Indeed, Jane is an ardent follower of the Zen philosophy of wabi-sabi (侘寂), finding perfection in imperfection, and embracing mistakes as adding a unique kind of beauty that is ultimately more meaningful than the beauty found in perfection. The characters in her pieces are flawed, not afraid to show the ugly side of their aesthetics and behaviour. They are flawed because they are human; indeed, being flawed is what makes them human.

At once contrasting with and complementing her focus on the relatable is a tendency to incorporate the fantastical, her works often featuring an array of weird hybrid creatures, freaks of nature which blur the lines between humans and animals. Again, they serve the purpose of questioning what it really means to be human, and whether we’re really all that different from the creatures we choose to surround ourselves with.

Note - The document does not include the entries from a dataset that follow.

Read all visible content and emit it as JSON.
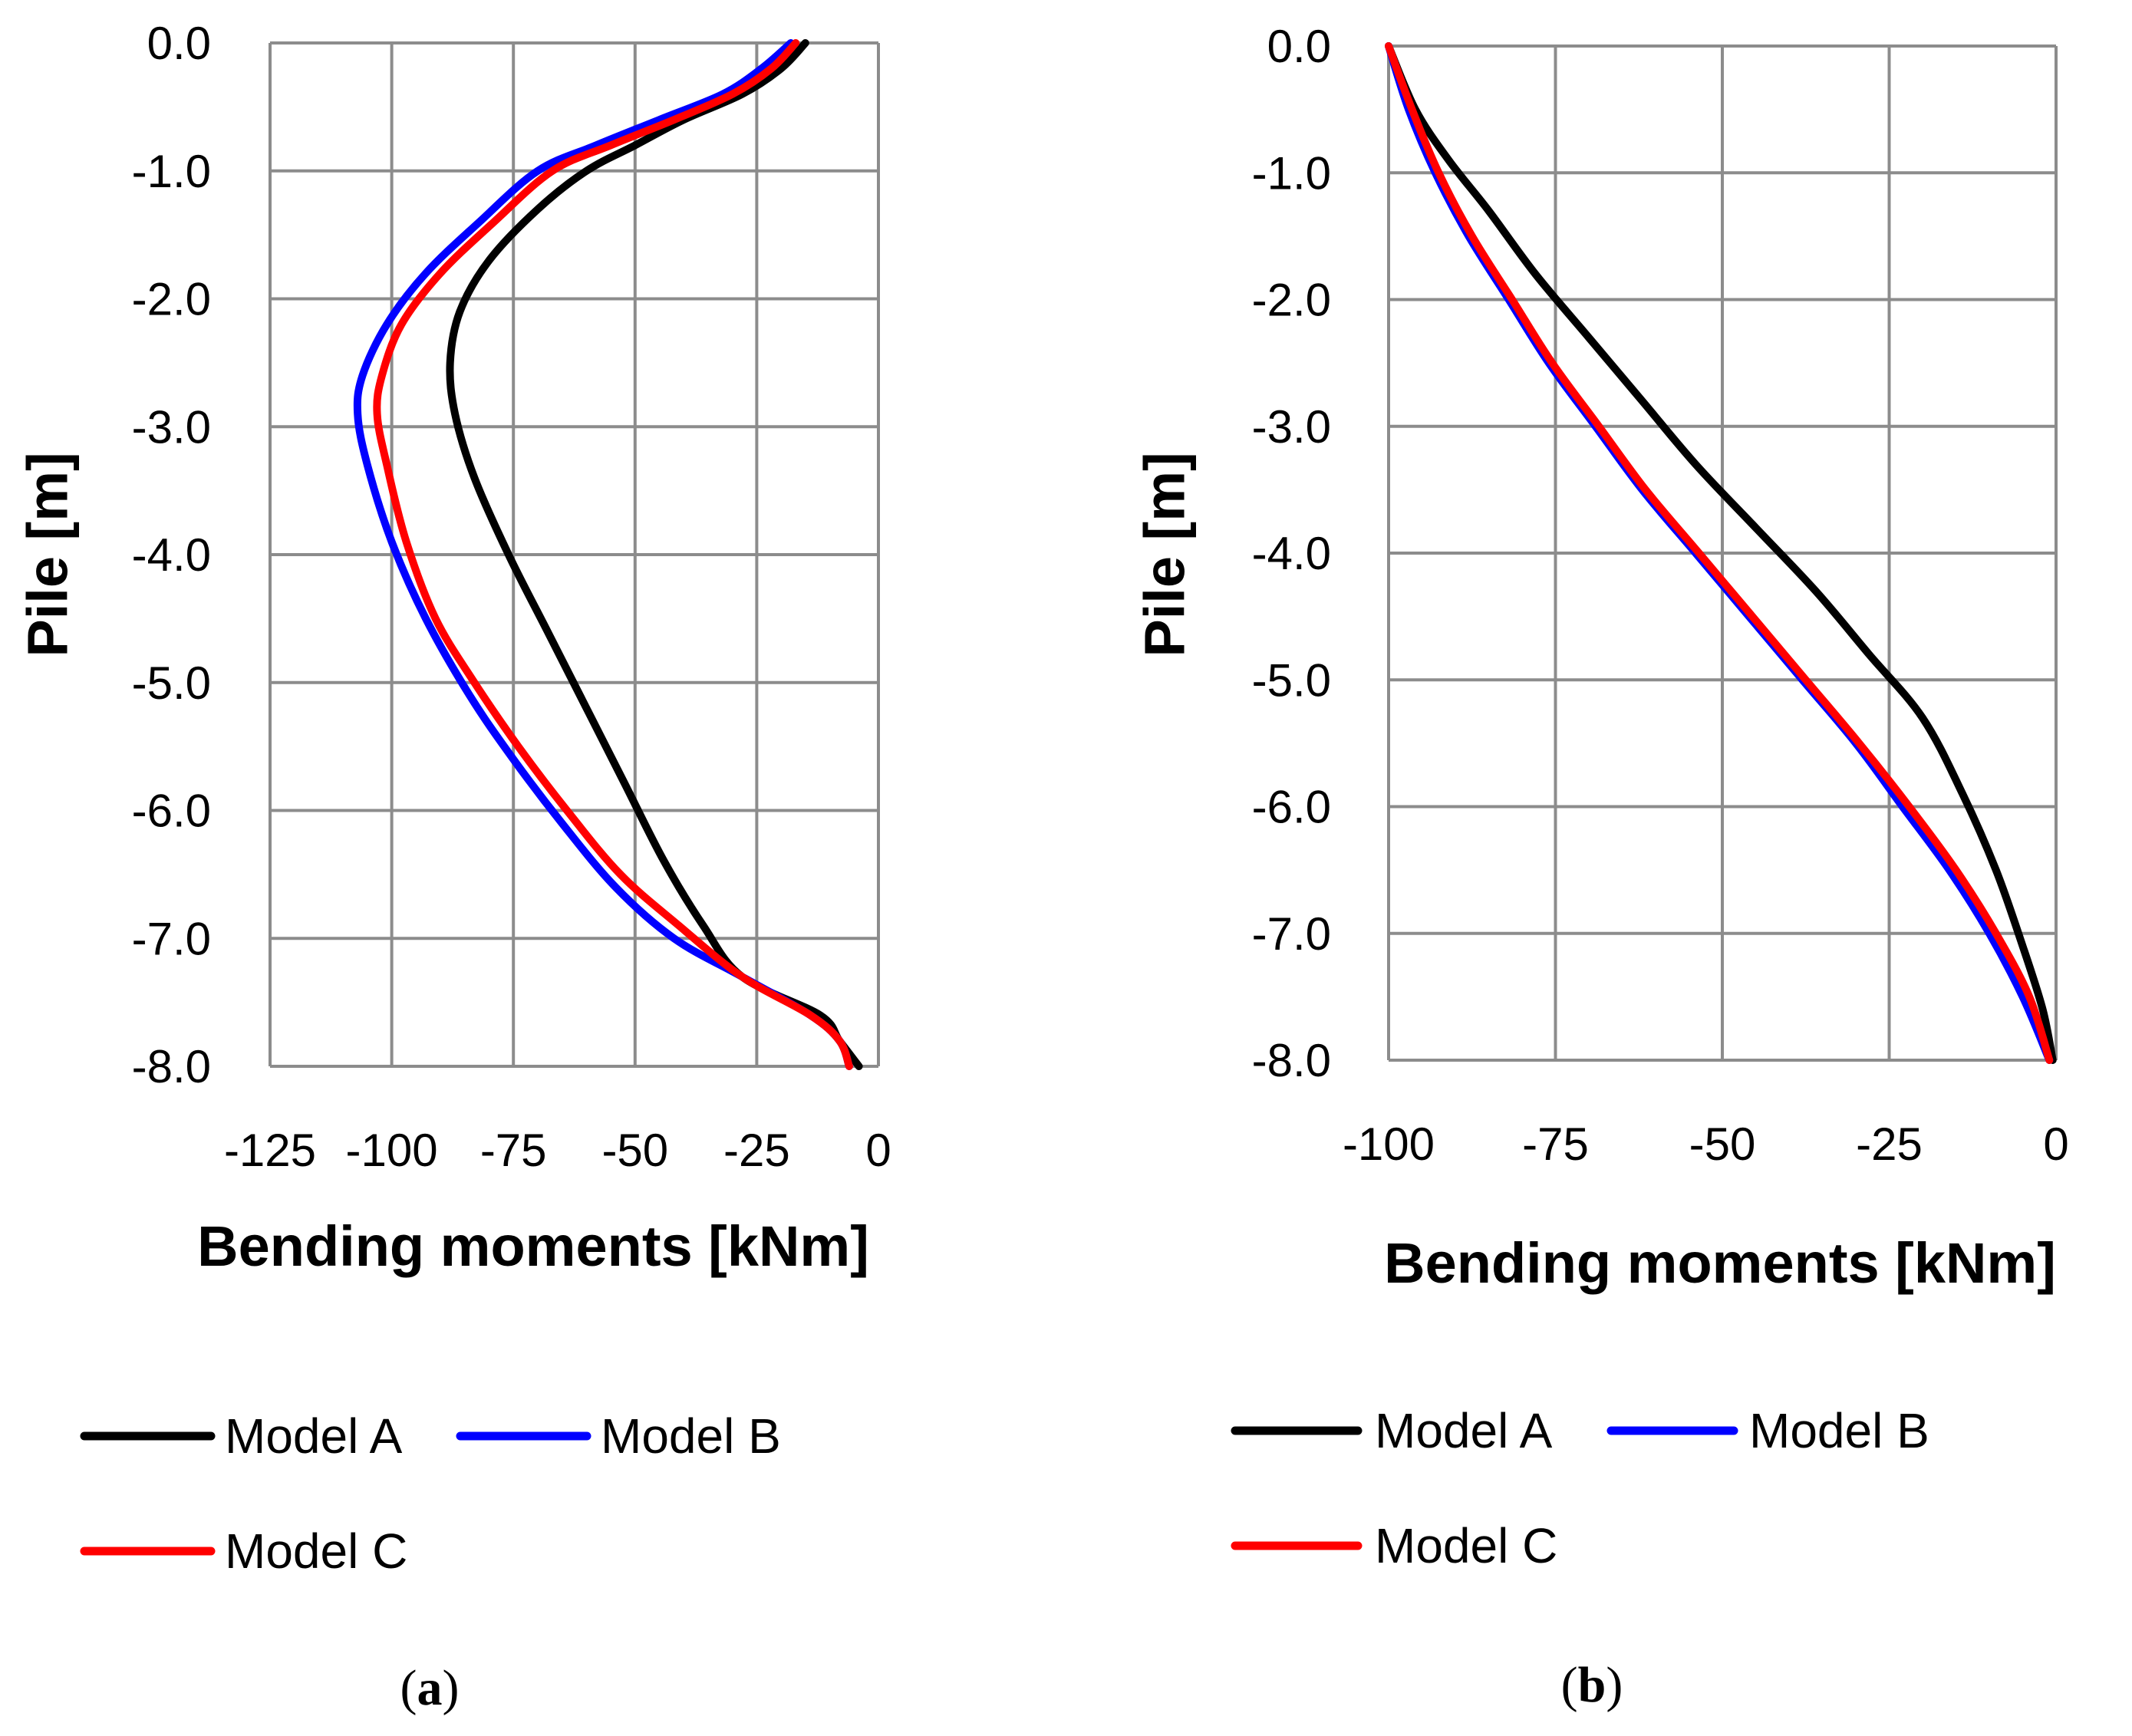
{
  "chart_data": [
    {
      "panel": "a",
      "type": "line",
      "xlabel": "Bending moments [kNm]",
      "ylabel": "Pile [m]",
      "xlim": [
        -125,
        0
      ],
      "ylim": [
        -8.0,
        0.0
      ],
      "x_ticks": [
        -125,
        -100,
        -75,
        -50,
        -25,
        0
      ],
      "x_tick_labels": [
        "-125",
        "-100",
        "-75",
        "-50",
        "-25",
        "0"
      ],
      "y_ticks": [
        0,
        -1,
        -2,
        -3,
        -4,
        -5,
        -6,
        -7,
        -8
      ],
      "y_tick_labels": [
        "0.0",
        "-1.0",
        "-2.0",
        "-3.0",
        "-4.0",
        "-5.0",
        "-6.0",
        "-7.0",
        "-8.0"
      ],
      "grid": true,
      "legend_position": "bottom",
      "series": [
        {
          "name": "Model A",
          "color": "#000000",
          "points": [
            [
              -15,
              0.0
            ],
            [
              -20,
              -0.2
            ],
            [
              -28,
              -0.4
            ],
            [
              -40,
              -0.6
            ],
            [
              -50,
              -0.8
            ],
            [
              -60,
              -1.0
            ],
            [
              -70,
              -1.3
            ],
            [
              -80,
              -1.7
            ],
            [
              -86,
              -2.1
            ],
            [
              -88,
              -2.5
            ],
            [
              -87,
              -2.9
            ],
            [
              -83,
              -3.4
            ],
            [
              -76,
              -4.0
            ],
            [
              -68,
              -4.6
            ],
            [
              -60,
              -5.2
            ],
            [
              -52,
              -5.8
            ],
            [
              -44,
              -6.4
            ],
            [
              -36,
              -6.9
            ],
            [
              -28,
              -7.3
            ],
            [
              -12,
              -7.6
            ],
            [
              -8,
              -7.8
            ],
            [
              -4,
              -8.0
            ]
          ]
        },
        {
          "name": "Model B",
          "color": "#0000ff",
          "points": [
            [
              -18,
              0.0
            ],
            [
              -24,
              -0.2
            ],
            [
              -32,
              -0.4
            ],
            [
              -45,
              -0.6
            ],
            [
              -58,
              -0.8
            ],
            [
              -70,
              -1.0
            ],
            [
              -82,
              -1.4
            ],
            [
              -93,
              -1.8
            ],
            [
              -101,
              -2.2
            ],
            [
              -106,
              -2.6
            ],
            [
              -107,
              -2.9
            ],
            [
              -105,
              -3.3
            ],
            [
              -100,
              -3.9
            ],
            [
              -93,
              -4.5
            ],
            [
              -84,
              -5.1
            ],
            [
              -75,
              -5.6
            ],
            [
              -65,
              -6.1
            ],
            [
              -54,
              -6.6
            ],
            [
              -42,
              -7.0
            ],
            [
              -28,
              -7.3
            ],
            [
              -14,
              -7.6
            ],
            [
              -8,
              -7.8
            ],
            [
              -6,
              -8.0
            ]
          ]
        },
        {
          "name": "Model C",
          "color": "#ff0000",
          "points": [
            [
              -17,
              0.0
            ],
            [
              -22,
              -0.2
            ],
            [
              -30,
              -0.4
            ],
            [
              -42,
              -0.6
            ],
            [
              -55,
              -0.8
            ],
            [
              -67,
              -1.0
            ],
            [
              -79,
              -1.4
            ],
            [
              -90,
              -1.8
            ],
            [
              -98,
              -2.2
            ],
            [
              -102,
              -2.6
            ],
            [
              -103,
              -2.9
            ],
            [
              -101,
              -3.3
            ],
            [
              -97,
              -3.9
            ],
            [
              -91,
              -4.5
            ],
            [
              -83,
              -5.0
            ],
            [
              -74,
              -5.5
            ],
            [
              -64,
              -6.0
            ],
            [
              -53,
              -6.5
            ],
            [
              -41,
              -6.9
            ],
            [
              -28,
              -7.3
            ],
            [
              -14,
              -7.6
            ],
            [
              -8,
              -7.8
            ],
            [
              -6,
              -8.0
            ]
          ]
        }
      ],
      "legend": [
        "Model A",
        "Model B",
        "Model C"
      ],
      "caption_prefix": "(",
      "caption_letter": "a",
      "caption_suffix": ")"
    },
    {
      "panel": "b",
      "type": "line",
      "xlabel": "Bending moments [kNm]",
      "ylabel": "Pile [m]",
      "xlim": [
        -100,
        0
      ],
      "ylim": [
        -8.0,
        0.0
      ],
      "x_ticks": [
        -100,
        -75,
        -50,
        -25,
        0
      ],
      "x_tick_labels": [
        "-100",
        "-75",
        "-50",
        "-25",
        "0"
      ],
      "y_ticks": [
        0,
        -1,
        -2,
        -3,
        -4,
        -5,
        -6,
        -7,
        -8
      ],
      "y_tick_labels": [
        "0.0",
        "-1.0",
        "-2.0",
        "-3.0",
        "-4.0",
        "-5.0",
        "-6.0",
        "-7.0",
        "-8.0"
      ],
      "grid": true,
      "legend_position": "bottom",
      "series": [
        {
          "name": "Model A",
          "color": "#000000",
          "points": [
            [
              -100,
              0.0
            ],
            [
              -96,
              -0.5
            ],
            [
              -91,
              -0.9
            ],
            [
              -85,
              -1.3
            ],
            [
              -78,
              -1.8
            ],
            [
              -70,
              -2.3
            ],
            [
              -62,
              -2.8
            ],
            [
              -54,
              -3.3
            ],
            [
              -45,
              -3.8
            ],
            [
              -36,
              -4.3
            ],
            [
              -28,
              -4.8
            ],
            [
              -20,
              -5.3
            ],
            [
              -14,
              -5.9
            ],
            [
              -9,
              -6.5
            ],
            [
              -5,
              -7.1
            ],
            [
              -2,
              -7.6
            ],
            [
              -0.5,
              -8.0
            ]
          ]
        },
        {
          "name": "Model B",
          "color": "#0000ff",
          "points": [
            [
              -100,
              0.0
            ],
            [
              -97,
              -0.5
            ],
            [
              -93,
              -1.0
            ],
            [
              -88,
              -1.5
            ],
            [
              -82,
              -2.0
            ],
            [
              -76,
              -2.5
            ],
            [
              -69,
              -3.0
            ],
            [
              -62,
              -3.5
            ],
            [
              -54,
              -4.0
            ],
            [
              -46,
              -4.5
            ],
            [
              -38,
              -5.0
            ],
            [
              -30,
              -5.5
            ],
            [
              -23,
              -6.0
            ],
            [
              -16,
              -6.5
            ],
            [
              -10,
              -7.0
            ],
            [
              -5,
              -7.5
            ],
            [
              -1,
              -8.0
            ]
          ]
        },
        {
          "name": "Model C",
          "color": "#ff0000",
          "points": [
            [
              -100,
              0.0
            ],
            [
              -96.5,
              -0.5
            ],
            [
              -92.5,
              -1.0
            ],
            [
              -87.5,
              -1.5
            ],
            [
              -81.5,
              -2.0
            ],
            [
              -75.5,
              -2.5
            ],
            [
              -68.5,
              -3.0
            ],
            [
              -61.5,
              -3.5
            ],
            [
              -53.5,
              -4.0
            ],
            [
              -45.5,
              -4.5
            ],
            [
              -37.5,
              -5.0
            ],
            [
              -29.5,
              -5.5
            ],
            [
              -22,
              -6.0
            ],
            [
              -15,
              -6.5
            ],
            [
              -9,
              -7.0
            ],
            [
              -4,
              -7.5
            ],
            [
              -1,
              -8.0
            ]
          ]
        }
      ],
      "legend": [
        "Model A",
        "Model B",
        "Model C"
      ],
      "caption_prefix": "(",
      "caption_letter": "b",
      "caption_suffix": ")"
    }
  ]
}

Jane likes using a variety of different art media, and enjoys exploring the link between process and application, using the medium as a means to convey a message as much as the drawing itself. She is particularly fond of printmaking, as the unpredictability in processes such as etching gives an organic feel to her works, adding imperfections in line with her central philosophy.

Joshua Kane Gomes

This series of sculptures are based on the five rivers of the Greek underworld, with each river corresponding to a stage of grief. The infernal rivers are the Lethe (forgetfulness/denial), Phlegethon (fire/anger), Styx (oaths/bargaining), Cocytus (wailing/depression) and Acheron (woe/ acceptance).

The shape of these sculptures are informed by the traits and depictions of their respective rivers in Greek mythology, as well as literature such as Dante Alighieri’s epic poem The Divine Comedy, tying into themes of processing and dealing with grief and loss: from the weary whispers of the Lethe, the adverse respite of Phlegethon, to the banks of Acheron, where the denied wander and wait.

The titles follow each stage of grief sequentially, while also referencing the communal use of water to bless, purify and cleanse (perhaps the latter more so than ever in our present situation), and in the context of this series, allude to a culture that sometimes meet such emotions with apathy or indifference rather than assistance, wherein one’s own mental fortitude and introspection can prove invaluable.

Syahbandi Samat

Un-Riveted is about a man’s responsibility and greed, presented as five displays, each comprising a separated body part in a wooden box. Nails drawn on top of every limb symbolize abandoned responsibilities that should have been carried out, but instead remain incomplete, towards family and society, forsaken due to the greed of wanting other more profitable and selfish pursuits.

A sinner.

The squeaky toy hammer is a weak force, one that isn’t powerful enough to hammer down and rivet in all the nails, unable to put things in the right place, unable to get its tasks done. It only makes noise, without producing any results.